Mezopotamya’nın beşiği kalbi Kürdistan tarihi boyunca yapılan savaşlarda yürütülen katliamlara karşı direniş diyarı olmuştur. Dağlarda kendini korumuş savunmuş ve savaşmıştır. Dersim halkı da bu zulüm vahşet karşısında sessiz durmamış kadını erkeği yaşlısı genciyle teslimiyete boyun eğmemiş savaşmıştır. Zarife’nin kavgalı türküsü dağların doruklarında yankılanıyordu Beselerin uçurumlardaki haykırışları her yerde duyulabiliyordu. Her şey o kadar canlıydı ki Heval Şilan hücrelerine dek bunu hissedebiliyordu. Heval Şilan tarih kokan Dersim’de gerillacılık yapacağı için mutluydu.
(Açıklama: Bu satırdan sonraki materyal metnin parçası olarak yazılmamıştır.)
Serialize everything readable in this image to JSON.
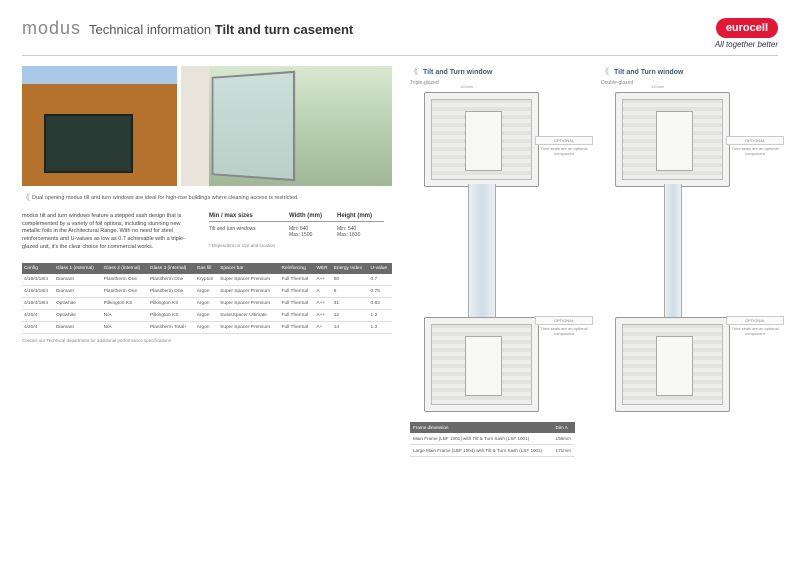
{
  "header": {
    "brand": "modus",
    "title_prefix": "Technical information",
    "title_strong": "Tilt and turn casement",
    "logo": "eurocell",
    "tagline": "All together better"
  },
  "caption": "Dual opening modus tilt and turn windows are ideal for high-rise buildings where cleaning access is restricted.",
  "body_text": "modus tilt and turn windows feature a stepped sash design that is complemented by a variety of foil options, including stunning new metallic foils in the Architectural Range. With no need for steel reinforcements and U-values as low as 0.7 achievable with a triple-glazed unit, it's the clear choice for commercial works.",
  "minmax": {
    "heading": "Min / max sizes",
    "col_width": "Width (mm)",
    "col_height": "Height (mm)",
    "row_label": "Tilt and turn windows",
    "width_val": "Min: 640\nMax: 1500",
    "height_val": "Min: 540\nMax: 1830",
    "note": "* Dependent on size and location"
  },
  "specs": {
    "headers": [
      "Config",
      "Glass 1 (external)",
      "Glass 2 (internal)",
      "Glass 3 (internal)",
      "Gas fill",
      "Spacer bar",
      "Reinforcing",
      "WER",
      "Energy Index",
      "U-value"
    ],
    "rows": [
      [
        "4/18/4/18/4",
        "Diamant",
        "Planitherm One",
        "Planitherm One",
        "Krypton",
        "Super Spacer Premium",
        "Full Thermal",
        "A++",
        "50",
        "0.7"
      ],
      [
        "4/18/4/18/4",
        "Diamant",
        "Planitherm One",
        "Planitherm One",
        "Argon",
        "Super Spacer Premium",
        "Full Thermal",
        "A",
        "6",
        "0.76"
      ],
      [
        "4/18/4/18/4",
        "Optiwhite",
        "Pilkington KS",
        "Pilkington KS",
        "Argon",
        "Super Spacer Premium",
        "Full Thermal",
        "A++",
        "31",
        "0.82"
      ],
      [
        "4/20/4",
        "Optiwhite",
        "N/A",
        "Pilkington KS",
        "Argon",
        "SwissSpacer Ultimate",
        "Full Thermal",
        "A++",
        "12",
        "1.3"
      ],
      [
        "4/20/4",
        "Diamant",
        "N/A",
        "Planitherm Total+",
        "Argon",
        "Super Spacer Premium",
        "Full Thermal",
        "A+",
        "14",
        "1.3"
      ]
    ],
    "note": "Contact our Technical department for additional performance specifications"
  },
  "diagrams": {
    "left": {
      "title": "Tilt and Turn window",
      "sub": "Triple-glazed",
      "dim": "120mm"
    },
    "right": {
      "title": "Tilt and Turn window",
      "sub": "Double-glazed",
      "dim": "120mm"
    },
    "callout_label": "OPTIONAL",
    "callout_text": "Third seals are an optional component"
  },
  "dims_table": {
    "headers": [
      "Frame dimension",
      "Dim A"
    ],
    "rows": [
      [
        "Main Frame (LBF 1001) with Tilt & Turn Sash (LSF 1001)",
        "158mm"
      ],
      [
        "Large Main Frame (LBF 1004) with Tilt & Turn Sash (LSF 1001)",
        "171mm"
      ]
    ]
  },
  "colors": {
    "accent": "#e31837",
    "header_bg": "#6a6a6a",
    "diagram_title": "#4a5a6a"
  }
}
Kavganın meskenine gelmişti. Hele dağları karşısında adeta büyülenmişti. Herkesin düşlediği cennet diyarı bu olsa gerek diyordu. Doğanın rengarenk manzarası , peşi sıra dizilen sıradağları , meşe ağaçlarının güzelliği ruh yaratıyordu insanda. En çokta Dersim’in en derin vadilerinden biri olan Roj Dere’yi severdi. Roj Dere’yi anlatabilmek tarif edebilmek ne zor geliyor. Her yeri özel işlenmiş gibi dikkat çekiciydi. Bir tarafı heybetli Zel Ana bir tarafı Mirik vadisi bir tarafı da Şehit Ferhat dolu. Ana Tanrıça’nın bereketiyle yaratılmış bu vadi. Bin yılların izini taşıyor. İşte bu diyarın tanrıçası Ninhursag’ın evladıydın sen. Lanetli tanrılar yok etmeye çalışsada bu hakikati , doğuyordu Güneş’in hakikat savaşçıları bu ülkenin topraklarına. Topraklarını korumak için mücadelenin gerekliliklerini sahipleniyordu yiğit kızları ve erkekleri. Heval Şilan da bu toprakların iyi gerillası olabilmek için 8 yıl boyunca aralıksız mücadele ederken ne kadar çok gelişti. Dersim’in topraklarını karış karış adımladı. Büyüdü, öğrendi , pişti , kendini yarattı. Yaşam dolu oluşu , olduğu ortamda moral motivasyon yaratma , düşmanın üzerine giderken cesur kişiliğiyle arkadaşlara öncülük etme , her çalışmada ki fedakarlığı örnek bir kadın gerilla yapmıştı onu. Heval Şilan sadece bir gerilla değil iyi bir arkadaş iyi bir komutan oldu. Yüreğinin sevgisini en sıcak paylaşımlarda hissettirdi. Onunla yaşamak paylaşmak farklıydı. Kalıplara girmeden en tatlı sohbetlerle herkesin hafızasında izler bıraktı. Yarattığı maneviyat bizlere güç, yol, rehber oldu.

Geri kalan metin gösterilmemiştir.